The remarkable soloist, Paul Huang, then joined the musicians for an accomplished performance of Max Bruch’s enjoyable Scottish Fantasy for Violin and Orchestra. The Prelude to the first movement is passionate and Romantic while its main body—marked Adagio cantabile—is even more lyrical. In the lively Allegro that follows, the folk element is even more pronounced, while the Andante sostenuto is more directly expressive, even sentimental, and the Finale is rousing, but with more inward passages. The violinist rewarded the audience’s enthusiastic applause with a dazzlingly virtuosic encore: John Corigliano’s The Red Violin Caprices.

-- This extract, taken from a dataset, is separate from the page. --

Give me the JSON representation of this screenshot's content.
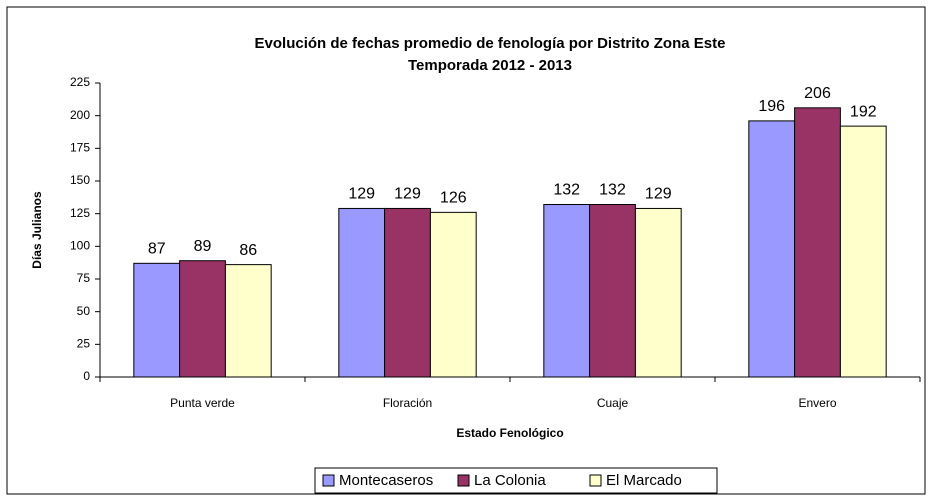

The second half of the program was even better, opening with an excellent account of Felix Mendelssohn’s magnificent The Hebrides Overture. Equally successful, was a laudable reading of Claude Debussy’s astonishing La Mer. In the first movement, titled “From Dawn till Noon on the Sea,” one can especially discern the influence of East Asian music; it closes majestically. The ensuing “The Play of the Waves” is more suspenseful and propulsive, and the closing movement, “Dialogue of the Wind and the Sea,” is the most dynamic and turbulent of the three. The artists garnered a standing ovation which elicited another delightful encore: The Angel from Formosa by the modern Taiwanese composer, Tyzen Hsiao. One hopes that these fine musicians will return to the New York stages before long.